Nesse sentido o entendimento desta Câmara Cível:
EMBARGOS DE DECLARAÇÃO - OMISSÃO, OBSCURIDADE OU CONTRADIÇÃO - INOCORRÊNCIA - REDISCUSSÃO DA MATÉRIA - IMPROPRIEDADE DA VIA RECURSAL - MERO INCONFORMISMO - PROPÓSITO DE PREQUESTIONAR ARTIGOS DE LEI - IMPOSSIBILIDADE.EMBARGOS REJEITADOS. Inexistindo no acórdão qualquer omissão, contradição ou obscuridade, inviável se torna o acolhimento dos Embargos de Declaração, ainda que para fins de prequestionamento. (TJPR - 10ª C.Cível - EDC - 1310673-3/01 - Paraíso do Norte - Rel.: Luiz Lopes - Unânime - - J. 05.11.2015)
EMBARGOS DE DECLARAÇÃO. AGRAVO DE INSTRUMENTO. ACÓRDÃO. PROLAÇÃO DE SENTENÇA.FATO NOTICIADO SOMENTE APÓS O JULGAMENTO DO RECURSO PELA CÂMARA. MANUTENÇÃO DA DECISÃO RECORRIDA PELO COLEGIADO. EMBARGOS DECLARATÓRIOS. AVENTADA OCORRÊNCIA DE OMISSÃO. EFEITOS INFRINGENTES. MERO INCONFORMISMO DA PARTE EMBARGANTE. Inexistindo na decisão contradições, omissões, obscuridades ou dúvidas, inviável se torna o acolhimento dos Embargos de Declaração, máxime quando se mostra visível que a intenção da Embargante é a rediscussão dos temas, não constituindo, todavia, a hipótese, a via processual adequada. Ademais, o acolhimento dos Embargos de Declaração com efeitos infringentes e modificativos do julgado, somente pode ocorrer em casos especialíssimos, quando de fato constatada omissão ou contradição cujo reparo conduza à outra convicção, diversa daquela esposada pela decisão embargada. O c.

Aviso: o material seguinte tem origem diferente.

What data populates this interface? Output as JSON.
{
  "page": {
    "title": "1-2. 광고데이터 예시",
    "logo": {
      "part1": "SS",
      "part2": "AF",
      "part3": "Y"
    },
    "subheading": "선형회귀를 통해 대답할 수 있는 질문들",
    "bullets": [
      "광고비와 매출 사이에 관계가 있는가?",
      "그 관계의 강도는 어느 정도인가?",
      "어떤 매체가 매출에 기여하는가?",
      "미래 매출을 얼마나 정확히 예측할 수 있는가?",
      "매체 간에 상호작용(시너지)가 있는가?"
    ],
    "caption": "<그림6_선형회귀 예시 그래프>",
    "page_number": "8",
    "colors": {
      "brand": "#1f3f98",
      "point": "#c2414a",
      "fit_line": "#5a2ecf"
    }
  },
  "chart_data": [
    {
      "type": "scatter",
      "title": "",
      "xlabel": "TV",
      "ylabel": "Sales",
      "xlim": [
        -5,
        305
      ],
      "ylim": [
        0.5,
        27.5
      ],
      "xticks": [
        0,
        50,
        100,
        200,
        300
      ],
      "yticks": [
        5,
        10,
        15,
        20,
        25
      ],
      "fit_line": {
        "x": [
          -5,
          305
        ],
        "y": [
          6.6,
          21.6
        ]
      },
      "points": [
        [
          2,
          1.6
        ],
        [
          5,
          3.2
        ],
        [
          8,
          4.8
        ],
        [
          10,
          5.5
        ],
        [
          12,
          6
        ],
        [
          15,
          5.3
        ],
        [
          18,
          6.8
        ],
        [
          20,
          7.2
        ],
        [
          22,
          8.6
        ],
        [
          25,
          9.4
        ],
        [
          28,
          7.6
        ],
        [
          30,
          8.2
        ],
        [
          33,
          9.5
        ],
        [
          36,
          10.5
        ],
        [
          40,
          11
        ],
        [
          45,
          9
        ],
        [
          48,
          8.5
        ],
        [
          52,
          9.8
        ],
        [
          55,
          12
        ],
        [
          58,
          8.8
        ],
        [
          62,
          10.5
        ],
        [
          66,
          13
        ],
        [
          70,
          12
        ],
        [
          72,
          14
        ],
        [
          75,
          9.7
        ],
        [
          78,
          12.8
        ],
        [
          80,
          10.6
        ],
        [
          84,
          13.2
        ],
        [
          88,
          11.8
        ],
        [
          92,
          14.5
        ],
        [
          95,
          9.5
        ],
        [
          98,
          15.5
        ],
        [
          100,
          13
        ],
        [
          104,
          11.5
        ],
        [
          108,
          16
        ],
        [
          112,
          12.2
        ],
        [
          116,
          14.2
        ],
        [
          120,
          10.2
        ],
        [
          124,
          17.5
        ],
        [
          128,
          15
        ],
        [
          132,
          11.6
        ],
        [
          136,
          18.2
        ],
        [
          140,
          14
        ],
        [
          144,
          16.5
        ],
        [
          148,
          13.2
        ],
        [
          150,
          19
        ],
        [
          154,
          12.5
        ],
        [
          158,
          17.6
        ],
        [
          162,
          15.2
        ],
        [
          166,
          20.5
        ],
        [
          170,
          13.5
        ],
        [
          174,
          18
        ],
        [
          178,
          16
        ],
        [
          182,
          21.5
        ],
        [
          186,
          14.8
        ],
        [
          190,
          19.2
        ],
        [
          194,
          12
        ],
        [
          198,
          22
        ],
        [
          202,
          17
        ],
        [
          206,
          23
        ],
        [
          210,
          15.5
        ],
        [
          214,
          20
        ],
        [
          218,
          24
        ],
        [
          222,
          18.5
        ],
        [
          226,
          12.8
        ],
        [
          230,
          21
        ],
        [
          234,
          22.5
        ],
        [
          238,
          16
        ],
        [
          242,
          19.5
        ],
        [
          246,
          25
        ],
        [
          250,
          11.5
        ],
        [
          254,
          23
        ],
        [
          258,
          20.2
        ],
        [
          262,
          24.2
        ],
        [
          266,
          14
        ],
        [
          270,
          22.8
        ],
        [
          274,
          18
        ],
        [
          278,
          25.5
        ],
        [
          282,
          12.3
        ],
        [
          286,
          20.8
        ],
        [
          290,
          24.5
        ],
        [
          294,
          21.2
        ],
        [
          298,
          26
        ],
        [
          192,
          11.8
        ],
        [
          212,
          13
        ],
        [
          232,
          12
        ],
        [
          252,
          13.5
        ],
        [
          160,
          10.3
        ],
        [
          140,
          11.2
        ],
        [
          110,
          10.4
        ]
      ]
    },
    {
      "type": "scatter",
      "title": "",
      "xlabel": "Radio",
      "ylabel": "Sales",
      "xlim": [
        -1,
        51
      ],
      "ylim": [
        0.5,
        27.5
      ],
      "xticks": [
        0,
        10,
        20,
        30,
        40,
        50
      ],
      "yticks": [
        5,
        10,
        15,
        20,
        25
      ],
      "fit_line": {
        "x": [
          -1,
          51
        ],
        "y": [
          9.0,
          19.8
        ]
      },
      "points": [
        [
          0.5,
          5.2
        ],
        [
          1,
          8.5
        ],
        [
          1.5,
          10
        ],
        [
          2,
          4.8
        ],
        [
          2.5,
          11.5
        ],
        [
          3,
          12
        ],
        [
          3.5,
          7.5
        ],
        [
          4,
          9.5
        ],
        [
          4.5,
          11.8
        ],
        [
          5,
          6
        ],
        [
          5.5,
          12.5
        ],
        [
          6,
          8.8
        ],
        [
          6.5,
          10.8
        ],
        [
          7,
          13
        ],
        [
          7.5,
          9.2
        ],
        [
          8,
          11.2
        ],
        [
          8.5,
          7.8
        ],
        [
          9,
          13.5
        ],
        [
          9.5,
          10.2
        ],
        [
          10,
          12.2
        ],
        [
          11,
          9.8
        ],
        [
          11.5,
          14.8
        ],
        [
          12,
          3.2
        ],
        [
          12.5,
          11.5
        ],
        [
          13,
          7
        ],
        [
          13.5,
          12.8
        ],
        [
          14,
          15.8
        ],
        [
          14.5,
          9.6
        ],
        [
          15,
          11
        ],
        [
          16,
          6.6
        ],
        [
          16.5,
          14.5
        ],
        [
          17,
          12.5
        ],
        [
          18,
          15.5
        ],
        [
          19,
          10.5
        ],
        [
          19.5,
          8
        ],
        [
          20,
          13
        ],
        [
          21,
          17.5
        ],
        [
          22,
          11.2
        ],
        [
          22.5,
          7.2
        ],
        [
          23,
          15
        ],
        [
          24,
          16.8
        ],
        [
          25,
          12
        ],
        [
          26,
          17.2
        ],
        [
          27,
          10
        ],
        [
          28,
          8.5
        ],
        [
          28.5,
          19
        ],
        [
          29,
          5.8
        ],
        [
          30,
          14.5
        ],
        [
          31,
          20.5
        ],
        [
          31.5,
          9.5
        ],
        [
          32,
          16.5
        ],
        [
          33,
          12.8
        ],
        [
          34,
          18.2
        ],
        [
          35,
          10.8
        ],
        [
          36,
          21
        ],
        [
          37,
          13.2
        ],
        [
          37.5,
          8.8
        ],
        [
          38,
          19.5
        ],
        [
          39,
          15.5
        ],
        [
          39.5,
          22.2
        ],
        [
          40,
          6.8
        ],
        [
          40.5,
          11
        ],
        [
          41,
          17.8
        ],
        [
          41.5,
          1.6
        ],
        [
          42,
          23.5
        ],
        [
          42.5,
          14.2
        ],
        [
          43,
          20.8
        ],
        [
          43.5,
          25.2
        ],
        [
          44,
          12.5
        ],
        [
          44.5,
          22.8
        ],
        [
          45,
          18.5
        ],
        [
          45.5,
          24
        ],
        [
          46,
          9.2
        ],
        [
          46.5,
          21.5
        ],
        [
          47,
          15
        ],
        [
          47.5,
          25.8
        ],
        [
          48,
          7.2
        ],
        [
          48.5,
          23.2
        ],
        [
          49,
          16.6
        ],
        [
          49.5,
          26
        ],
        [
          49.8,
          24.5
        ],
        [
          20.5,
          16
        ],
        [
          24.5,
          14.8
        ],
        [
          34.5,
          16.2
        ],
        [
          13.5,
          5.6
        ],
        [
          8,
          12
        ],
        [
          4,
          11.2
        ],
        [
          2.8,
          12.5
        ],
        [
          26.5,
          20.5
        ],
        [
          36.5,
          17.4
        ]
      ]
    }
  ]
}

Superior Tribunal de Justiça já se pronunciou no sentido de que "mesmo nos embargos de declaração com o fim de prequestionamento, devem-se observar os lindes traçados no art. 535 do CPC. (...)"1. EMBARGOS CONHECIDOS E REJEITADOS. (TJPR - 10ª C.Cível - EDC - 1171947-6/01 - Curitiba - Rel.: Elizabeth de F N C de Passos - Unânime - - J. 18.12.2014)
Assim, o que se revela é o inconformismo com o que foi decidido e o intento de rediscutir a matéria, o que não se tolera em sede de Embargos de Declaração.
Assim sendo VOTO no sentido de CONHECER e REJEITAR os Embargos de Declaração.
É como voto.
III DECISÃO
ACORDAM os Desembargadores integrantes da Décima Câmara Cível do Tribunal de Justiça do Paraná, por unanimidade de votos, em conhecer e rejeitar os Embargos de Declaração, nos termos do voto acima relatado.
O julgamento foi presidido pela Excelentíssima Senhora Desembargadora ÂNGELA KHURY, com voto, participou da sessão de julgamento e acompanhou o voto do Relator o Exmo. Sr. Des ALBINO JACOMEL GUERIOS. Curitiba, 10 de dezembro de 2015. CARLOS HENRIQUE LICHESKI KLEIN Juiz de Direito Subst. em 2º Grau Relator (ls).